The American Association of Stratigraphic Palynologists (AASP) recently awarded Vaughn Bryant, professor in the Department of Anthropology in the College of Liberal Arts, the AASP Medal for Scientific Excellence for his outstanding years of dedication in teaching, scientific research, and service.
The AASP has also chosen him to receive the Outstanding Educator and Distinguished Service awards.
Bryant is one of the nation’s top experts in palynology – the study of pollen grains – and is one of two forensic palynologists in the United States.
He also started the Palynology Laboratory at Texas A&M University, which is used in a forensic capacity to track ivory poachers, identify counterfeit honey, help the federal government track down terrorists, probe the drug trade, and help investigators identify bodies.
According to Andrew Laurence, a former student of Bryant’s who is the other forensic pollen analyst in the U.S., this type of analysis is possible because each region has its own unique pollen print generated from local plants.
“Think of it,” says Laurence, in an article for The Atlantic, “as a fingerprint for a region.”
In 1971, Bryant began his career at Texas A&M, where he began building what would later become the anthropology department. What started as him teaching the subject to small groups of students garnered enough interest to become an undergraduate major and, eventually, a course of study for a graduate degree.

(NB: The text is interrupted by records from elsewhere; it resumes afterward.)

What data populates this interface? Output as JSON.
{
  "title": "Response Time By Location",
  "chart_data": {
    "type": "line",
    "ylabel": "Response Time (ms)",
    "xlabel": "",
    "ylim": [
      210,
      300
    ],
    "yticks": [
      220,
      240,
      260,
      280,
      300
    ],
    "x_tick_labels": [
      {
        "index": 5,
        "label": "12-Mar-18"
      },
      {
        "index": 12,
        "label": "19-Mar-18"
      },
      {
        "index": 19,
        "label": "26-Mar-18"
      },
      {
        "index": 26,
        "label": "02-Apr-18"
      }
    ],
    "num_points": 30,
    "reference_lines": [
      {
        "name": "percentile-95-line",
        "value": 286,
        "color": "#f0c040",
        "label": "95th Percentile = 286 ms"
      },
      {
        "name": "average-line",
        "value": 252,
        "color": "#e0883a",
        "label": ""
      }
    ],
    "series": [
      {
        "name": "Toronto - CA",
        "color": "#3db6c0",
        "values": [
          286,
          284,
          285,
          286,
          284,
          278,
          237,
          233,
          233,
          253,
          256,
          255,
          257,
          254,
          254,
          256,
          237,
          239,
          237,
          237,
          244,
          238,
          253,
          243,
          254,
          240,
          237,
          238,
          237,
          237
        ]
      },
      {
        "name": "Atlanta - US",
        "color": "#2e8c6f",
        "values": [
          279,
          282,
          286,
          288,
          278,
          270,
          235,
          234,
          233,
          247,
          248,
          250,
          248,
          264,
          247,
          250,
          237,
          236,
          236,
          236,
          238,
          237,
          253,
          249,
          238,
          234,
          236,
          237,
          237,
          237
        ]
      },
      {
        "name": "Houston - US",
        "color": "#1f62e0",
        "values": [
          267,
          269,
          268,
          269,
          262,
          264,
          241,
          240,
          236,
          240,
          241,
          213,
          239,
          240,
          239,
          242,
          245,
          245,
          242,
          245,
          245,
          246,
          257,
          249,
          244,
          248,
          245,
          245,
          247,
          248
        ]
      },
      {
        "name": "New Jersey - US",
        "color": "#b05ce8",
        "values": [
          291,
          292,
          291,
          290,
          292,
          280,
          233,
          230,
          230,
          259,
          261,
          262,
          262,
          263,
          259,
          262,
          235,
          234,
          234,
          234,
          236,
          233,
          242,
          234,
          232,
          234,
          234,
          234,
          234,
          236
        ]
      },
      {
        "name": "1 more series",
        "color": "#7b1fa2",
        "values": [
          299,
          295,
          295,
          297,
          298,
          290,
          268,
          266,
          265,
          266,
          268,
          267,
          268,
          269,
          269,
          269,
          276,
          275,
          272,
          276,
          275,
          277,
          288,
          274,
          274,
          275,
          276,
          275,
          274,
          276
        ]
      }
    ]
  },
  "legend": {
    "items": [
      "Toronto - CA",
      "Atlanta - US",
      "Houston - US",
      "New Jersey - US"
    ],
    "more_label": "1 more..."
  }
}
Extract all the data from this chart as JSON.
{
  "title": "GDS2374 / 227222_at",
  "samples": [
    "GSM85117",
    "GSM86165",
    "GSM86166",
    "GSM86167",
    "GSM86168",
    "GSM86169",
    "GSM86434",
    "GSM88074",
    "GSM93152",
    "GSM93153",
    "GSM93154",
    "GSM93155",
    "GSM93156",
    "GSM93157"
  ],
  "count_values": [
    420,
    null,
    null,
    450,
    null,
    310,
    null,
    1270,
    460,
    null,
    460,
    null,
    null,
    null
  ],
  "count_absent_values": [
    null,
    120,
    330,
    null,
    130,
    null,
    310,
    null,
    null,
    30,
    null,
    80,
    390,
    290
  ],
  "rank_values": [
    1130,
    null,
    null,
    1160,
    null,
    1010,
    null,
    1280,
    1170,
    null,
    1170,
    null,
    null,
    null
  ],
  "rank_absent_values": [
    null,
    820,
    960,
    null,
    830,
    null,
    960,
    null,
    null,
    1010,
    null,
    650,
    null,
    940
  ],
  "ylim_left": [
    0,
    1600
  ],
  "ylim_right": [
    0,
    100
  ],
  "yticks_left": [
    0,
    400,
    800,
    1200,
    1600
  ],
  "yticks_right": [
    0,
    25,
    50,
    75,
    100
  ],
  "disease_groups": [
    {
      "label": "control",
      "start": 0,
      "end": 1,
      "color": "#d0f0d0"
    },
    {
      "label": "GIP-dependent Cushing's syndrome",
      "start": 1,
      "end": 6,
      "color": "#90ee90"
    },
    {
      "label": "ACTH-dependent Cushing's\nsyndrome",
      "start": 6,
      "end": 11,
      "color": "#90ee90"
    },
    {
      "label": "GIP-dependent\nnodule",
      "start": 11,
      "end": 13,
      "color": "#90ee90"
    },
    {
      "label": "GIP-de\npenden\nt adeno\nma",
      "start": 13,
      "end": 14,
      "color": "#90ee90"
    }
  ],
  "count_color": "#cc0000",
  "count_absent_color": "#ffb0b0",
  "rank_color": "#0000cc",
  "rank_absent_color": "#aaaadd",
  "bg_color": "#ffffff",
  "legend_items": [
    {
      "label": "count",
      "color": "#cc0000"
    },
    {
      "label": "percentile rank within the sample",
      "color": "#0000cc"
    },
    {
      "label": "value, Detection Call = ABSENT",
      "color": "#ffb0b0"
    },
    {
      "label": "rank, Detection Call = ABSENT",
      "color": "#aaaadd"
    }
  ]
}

Today, Bryant regularly teaches large sections of introductory-level anthropology courses as well as smaller, specialized graduate courses. Recently, Bryant became the first professor in Liberal Arts to teach anthropology as a distance-learning course via television and the internet.
His efforts to create an interactive learning environment for his students combined with his groundbreaking research reinforce the college’s goals to provide a transformation learning experience for our students and conduct research that matters. His contributions to society have brought prestige – and the Department of Anthropology – to the college.
“[Bryant’s] positive influence in scientific endeavor and in mentoring generations of scientists has left an enduring impression on the discipline that is more than deserving of the Medal for Scientific Excellence,” Guy Harrington, president of AASP, said.